Lograr la descarbonización de la economía global exige una verdadera reconversión industrial y tecnológica, muy complicada, a la que los países más pobres y los más desiguales del planeta no sólo no pueden aspirar, sino que ni siquiera alcanzan a ver ni a entender. Sus prioridades, en los días actuales, están muy lejos de prever el futuro. Viven el día y emplean sus recursos, en el mejor de los casos, en lo urgente y como van pudiendo.
Es un hecho que de esa reconversión depende, sin exagerar, la viabilidad futura del planeta. Ni más ni menos. Pero dadas las terribles asimetrías imperantes en el mundo, la transición debe ser adoptada por los más desarrollados, sin mezquindades, y llevada a cabo no sólo de manera equilibrada, sino además justa.

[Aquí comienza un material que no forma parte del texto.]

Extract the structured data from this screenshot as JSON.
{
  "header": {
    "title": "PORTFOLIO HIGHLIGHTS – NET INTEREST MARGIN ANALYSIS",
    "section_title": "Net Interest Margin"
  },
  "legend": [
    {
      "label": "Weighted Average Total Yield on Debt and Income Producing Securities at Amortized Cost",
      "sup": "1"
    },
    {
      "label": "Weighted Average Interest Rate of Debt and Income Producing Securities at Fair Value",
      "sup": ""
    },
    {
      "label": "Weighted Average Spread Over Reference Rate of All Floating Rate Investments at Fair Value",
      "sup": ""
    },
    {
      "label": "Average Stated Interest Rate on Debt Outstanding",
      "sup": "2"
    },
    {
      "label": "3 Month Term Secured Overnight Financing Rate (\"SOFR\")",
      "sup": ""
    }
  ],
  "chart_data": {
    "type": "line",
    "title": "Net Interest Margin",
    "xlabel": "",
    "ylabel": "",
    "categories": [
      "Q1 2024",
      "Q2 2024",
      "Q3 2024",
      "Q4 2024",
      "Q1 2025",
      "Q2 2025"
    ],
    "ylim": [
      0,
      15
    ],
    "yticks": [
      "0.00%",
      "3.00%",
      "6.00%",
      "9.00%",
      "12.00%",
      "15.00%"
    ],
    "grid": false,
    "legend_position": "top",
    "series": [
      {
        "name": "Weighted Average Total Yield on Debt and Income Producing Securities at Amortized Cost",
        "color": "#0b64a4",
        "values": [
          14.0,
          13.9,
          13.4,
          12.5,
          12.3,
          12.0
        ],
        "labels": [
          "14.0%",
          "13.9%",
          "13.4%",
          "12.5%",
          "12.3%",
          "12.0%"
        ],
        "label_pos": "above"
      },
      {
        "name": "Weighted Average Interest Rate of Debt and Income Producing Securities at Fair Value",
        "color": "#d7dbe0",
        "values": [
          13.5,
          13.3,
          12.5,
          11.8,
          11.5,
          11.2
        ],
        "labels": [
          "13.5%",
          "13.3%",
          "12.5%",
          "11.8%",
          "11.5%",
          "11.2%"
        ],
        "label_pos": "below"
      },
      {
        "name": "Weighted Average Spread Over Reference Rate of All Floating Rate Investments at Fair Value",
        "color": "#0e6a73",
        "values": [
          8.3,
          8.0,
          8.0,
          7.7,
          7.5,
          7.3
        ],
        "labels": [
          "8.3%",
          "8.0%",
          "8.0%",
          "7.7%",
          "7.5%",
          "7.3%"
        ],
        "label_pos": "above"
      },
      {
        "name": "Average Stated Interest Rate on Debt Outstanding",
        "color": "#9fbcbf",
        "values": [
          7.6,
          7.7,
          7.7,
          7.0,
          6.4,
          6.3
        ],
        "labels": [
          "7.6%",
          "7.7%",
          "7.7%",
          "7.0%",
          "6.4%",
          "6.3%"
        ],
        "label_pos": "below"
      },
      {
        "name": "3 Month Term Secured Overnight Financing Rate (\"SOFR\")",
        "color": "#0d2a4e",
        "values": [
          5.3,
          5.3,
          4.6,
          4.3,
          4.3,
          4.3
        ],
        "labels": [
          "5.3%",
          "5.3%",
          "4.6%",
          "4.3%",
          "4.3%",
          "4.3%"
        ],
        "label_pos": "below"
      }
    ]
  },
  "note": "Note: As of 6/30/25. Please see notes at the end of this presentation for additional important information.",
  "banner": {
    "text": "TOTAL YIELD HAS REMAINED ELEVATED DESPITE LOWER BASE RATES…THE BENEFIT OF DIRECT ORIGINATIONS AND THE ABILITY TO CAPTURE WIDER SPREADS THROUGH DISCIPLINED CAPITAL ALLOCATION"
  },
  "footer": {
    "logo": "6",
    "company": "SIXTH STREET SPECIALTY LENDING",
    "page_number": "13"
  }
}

Según las notas periodísticas más confiables, al margen del escaso balance político de la cumbre, algo de lo más destacable fue la presión ejercida en paralelo por los movimientos ecologistas, los colectivos civiles y las generaciones más jóvenes, además de la sólida comunidad científica, los cuales tuvieron mayor intensidad y visibilidad que nunca antes.
Resultados prácticamente nulos como los vistos, luego de tantos esfuerzos por construir en Madrid, conducen a una conclusión poco esperanzadora: se agranda la desconexión existente entre los gobiernos y la ciencia, respecto de la crisis climática y a la urgente necesidad de actuar.
La indolencia y los intereses económicos han predominado, una vez más, sobre el conocimiento. Pero ya no hay tiempo. La ciencia debe insistir. Tiene la razón y no puede, no debe, seguir siendo desoída.